Two tissue engineering methods for delivering growth factors to tissues utilizing synthetic ECMs. A, Synthetic ECMs can guide cell migration and tissue regeneration in specific cell populations by releasing physically enclosed bioactive chemicals; B, Growth factors can also be chemically bonded to a matter system, allowing them to be accessed by the cells that enter it.
Granulocyte colony-stimulating factor, epithelial growth factor, platelet-derived growth factor, insulin-like growth factor, vascular epithelial growth factor, transforming growth factor, and basic fibroblast growth factor (bFGF) have been used for tracheal tissue engineering (TGF) (5).
7. Future Prospects
Building a compound tissue-engineered trachea replacement that is mechanically, physiologically, and functionally equal to the natural trachea will be challenging, and future clinical applications will require appropriate cell sources. Recent developments in tissue engineering have permitted the incorporation of novel procedures to repair tracheal deformations that were previously uncorrectable, thanks to the collaboration of scholars, doctors, medical engineers, and others. Tissue-engineered scaffolds can be used to minimize immunological rejection when donor tissue is not accessible for decellularization. The difficulty of providing these tracheas with the mechanical rigidity to function as needed by human getters persists. As a result, tracheal replacement with a tissue-engineered trachea consisting of biodegradable materials appears to be a more attractive option. However, tissue-engineered constructs still have a long way to go before being largely used and accepted in human clinical experiments.

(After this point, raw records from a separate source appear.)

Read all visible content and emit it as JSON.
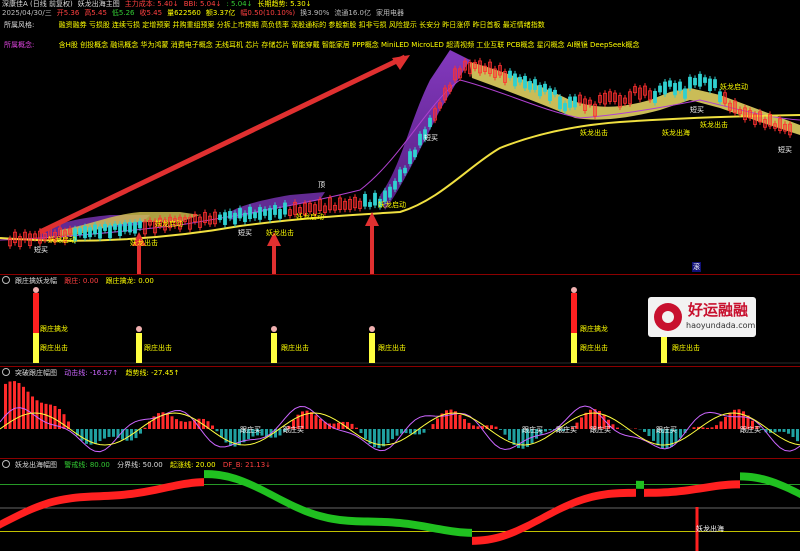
{
  "header": {
    "row1": [
      {
        "text": "深康佳A (日线 前复权)",
        "color": "#dddddd"
      },
      {
        "text": "妖龙出海主图",
        "color": "#dddddd"
      },
      {
        "text": "主力成本: 5.40↓",
        "color": "#ff4040"
      },
      {
        "text": "BBI: 5.04↓",
        "color": "#ff4040"
      },
      {
        "text": ": 5.04↓",
        "color": "#33cc33"
      },
      {
        "text": "长期趋势: 5.30↓",
        "color": "#ffff00"
      }
    ],
    "row2": [
      {
        "text": "2025/04/30/三",
        "color": "#bbbbbb"
      },
      {
        "text": "开5.36",
        "color": "#ff4040"
      },
      {
        "text": "高5.45",
        "color": "#ff4040"
      },
      {
        "text": "低5.26",
        "color": "#33cc33"
      },
      {
        "text": "收5.45",
        "color": "#ff4040"
      },
      {
        "text": "量622560",
        "color": "#ffff00"
      },
      {
        "text": "额3.37亿",
        "color": "#ffff00"
      },
      {
        "text": "幅0.50(10.10%)",
        "color": "#ff4040"
      },
      {
        "text": "换3.90%",
        "color": "#bbbbbb"
      },
      {
        "text": "流通16.0亿",
        "color": "#bbbbbb"
      },
      {
        "text": "家用电器",
        "color": "#bbbbbb"
      }
    ],
    "style_label": "所属风格:",
    "style_text": "融资融券 亏损股 连续亏损 定增预案 并购重组预案 分拆上市预期 高负债率 深股通标的 参股新股 扣非亏损 风险提示 长安分 昨日涨停 昨日首板 最近情绪指数",
    "concept_label": "所属概念:",
    "concept_text": "含H股 创投概念 融讯概念 华为鸿蒙 消费电子概念 无线耳机 芯片 存储芯片 智能穿戴 智能家居 PPP概念 MiniLED MicroLED 超清视频 工业互联 PCB概念 星闪概念 AI眼镜 DeepSeek概念"
  },
  "main_chart": {
    "annotations": [
      {
        "text": "妖龙启动",
        "color": "#ffff00"
      },
      {
        "text": "妖龙启动",
        "color": "#ffff00"
      },
      {
        "text": "妖龙启动",
        "color": "#ffff00"
      },
      {
        "text": "妖龙启动",
        "color": "#ffff00"
      },
      {
        "text": "妖龙出击",
        "color": "#ffff00"
      },
      {
        "text": "妖龙出击",
        "color": "#ffff00"
      },
      {
        "text": "妖龙出击",
        "color": "#ffff00"
      },
      {
        "text": "妖龙出击",
        "color": "#ffff00"
      },
      {
        "text": "妖龙出海",
        "color": "#ffff00"
      },
      {
        "text": "妖龙启动",
        "color": "#ffff00"
      },
      {
        "text": "短买",
        "color": "#ffffff"
      },
      {
        "text": "短买",
        "color": "#ffffff"
      },
      {
        "text": "短买",
        "color": "#ffffff"
      },
      {
        "text": "短买",
        "color": "#ffffff"
      },
      {
        "text": "短买",
        "color": "#ffffff"
      },
      {
        "text": "顶",
        "color": "#ffffff"
      }
    ],
    "marker": "滚"
  },
  "panel2": {
    "title": "跟庄擒妖龙幅",
    "items": [
      {
        "text": "跟庄: 0.00",
        "color": "#ff4040"
      },
      {
        "text": "跟庄擒龙: 0.00",
        "color": "#ffff00"
      }
    ],
    "labels": [
      "跟庄出击",
      "跟庄出击",
      "跟庄出击",
      "跟庄出击",
      "跟庄出击",
      "跟庄出击"
    ],
    "label_catch": [
      "跟庄擒龙",
      "跟庄擒龙"
    ]
  },
  "panel3": {
    "title": "突破跟庄幅图",
    "items": [
      {
        "text": "动击线: -16.57↑",
        "color": "#cc66ff"
      },
      {
        "text": "趋势线: -27.45↑",
        "color": "#ffff00"
      }
    ],
    "labels": [
      "跟庄买",
      "跟庄买",
      "跟庄买",
      "跟庄买",
      "跟庄买",
      "跟庄买",
      "跟庄买"
    ]
  },
  "panel4": {
    "title": "妖龙出海幅图",
    "items": [
      {
        "text": "警戒线: 80.00",
        "color": "#33cc33"
      },
      {
        "text": "分界线: 50.00",
        "color": "#dddddd"
      },
      {
        "text": "起涨线: 20.00",
        "color": "#ffff00"
      },
      {
        "text": "DF_B: 21.13↓",
        "color": "#ff4040"
      }
    ],
    "labels": [
      "妖龙出海",
      "妖龙出海"
    ],
    "levels": [
      80,
      50,
      20
    ]
  },
  "watermark": {
    "title": "好运融融",
    "sub": "haoyundada.com"
  }
}
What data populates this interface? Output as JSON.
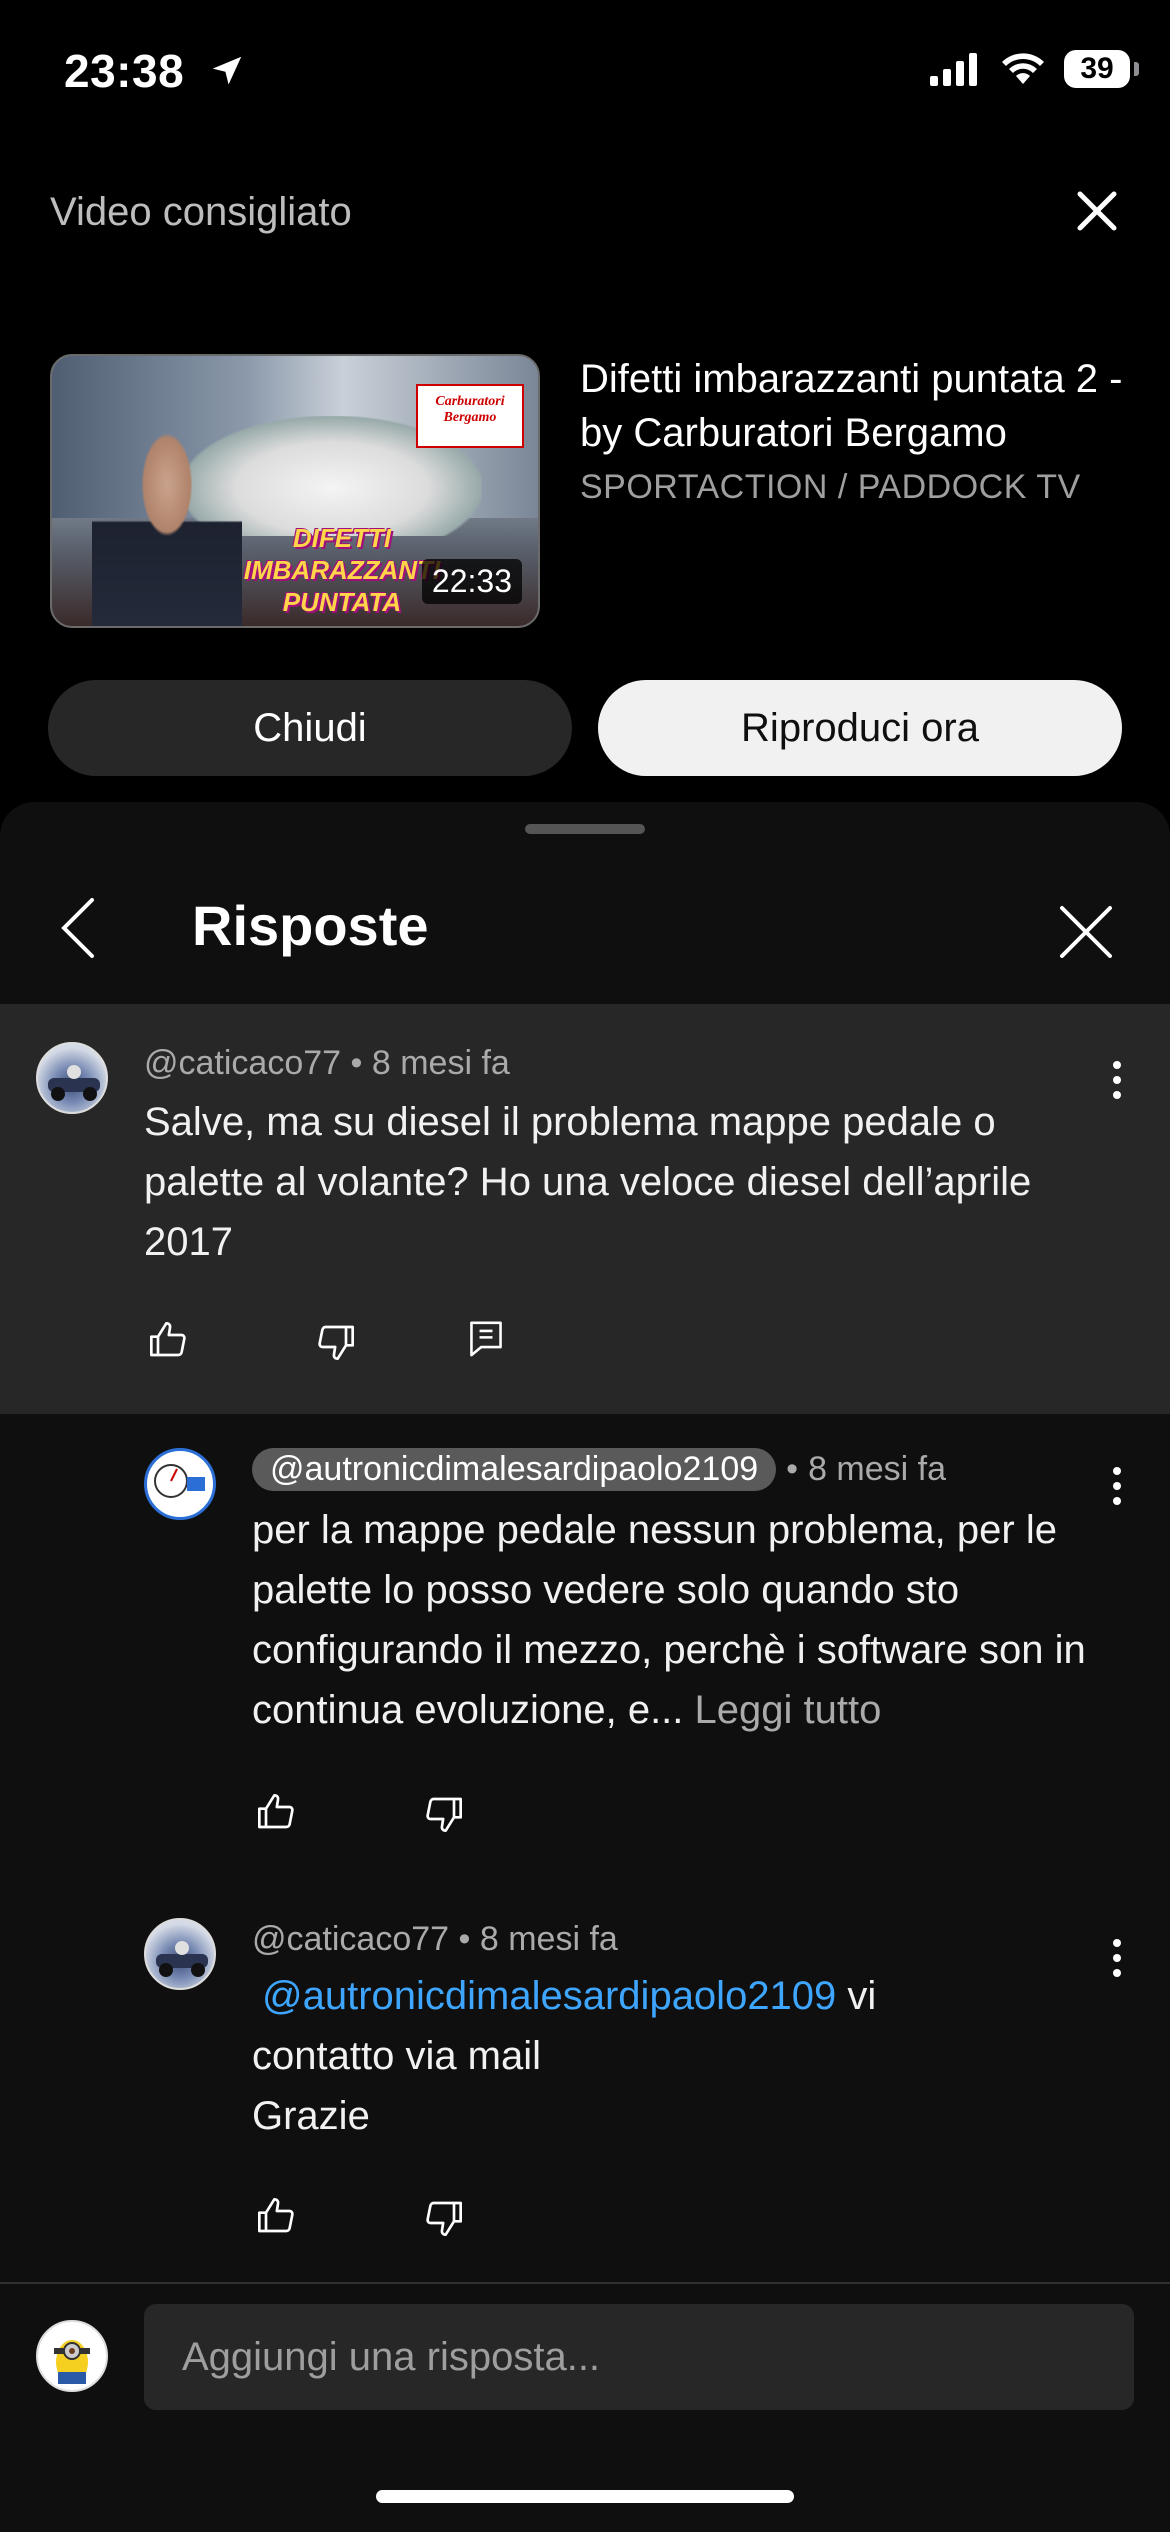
{
  "status_bar": {
    "time": "23:38",
    "battery": "39"
  },
  "recommended": {
    "header": "Video consigliato",
    "video": {
      "title": "Difetti imbarazzanti puntata 2 -  by Carburatori Bergamo",
      "channel": "SPORTACTION / PADDOCK TV",
      "duration": "22:33",
      "thumb_logo": "Carburatori Bergamo",
      "thumb_text": "DIFETTI IMBARAZZANTI PUNTATA"
    },
    "close_label": "Chiudi",
    "play_label": "Riproduci ora"
  },
  "sheet": {
    "title": "Risposte"
  },
  "parent_comment": {
    "author": "@caticaco77",
    "time": "8 mesi fa",
    "text": "Salve, ma su diesel il problema mappe pedale o palette al volante? Ho una veloce diesel dell’aprile 2017"
  },
  "replies": [
    {
      "author": "@autronicdimalesardipaolo2109",
      "time": "8 mesi fa",
      "text": "per la mappe pedale nessun problema, per le palette lo posso vedere solo quando sto configurando il mezzo, perchè i software son in continua evoluzione, e...",
      "read_more": "Leggi tutto"
    },
    {
      "author": "@caticaco77",
      "time": "8 mesi fa",
      "mention": "@autronicdimalesardipaolo2109",
      "text_after_mention": "vi",
      "text": "contatto via mail\nGrazie"
    }
  ],
  "composer": {
    "placeholder": "Aggiungi una risposta..."
  },
  "separator": "•"
}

Since biomaterials such as nano-engineered biomaterials are evolving, a method for fabricating customized tissue-engineered tracheas for each individual will almost certainly exist in the near future. Other issues include improving cell culture and emigration situations on biomaterials, reducing rejection, retaining differentiated tracheal-epithelium cell types, and enhancing epithelial cell survivorship rates and quality following transplantation. As tissue engineering improves, these barriers will be eliminated, and more intriguing innovative ways for future therapeutic applications will be discovered.
8. Conclusion
The tracheal replacement has been offered as a treatment option for patients with end-stage upper airway illness who have failed to respond to present treatments. In tracheal replacement therapy, the use of receptor cells appears to be critical for transplant lifespan, and the addition of foreign cells, once adjusted, may increase graft performance directly. While there is proof that implanting tracheal grafts with autologous cells is generally beneficial, mainly when MSCs are employed, it is yet uncertain which cell types and compositions are most effective in stimulating regeneration.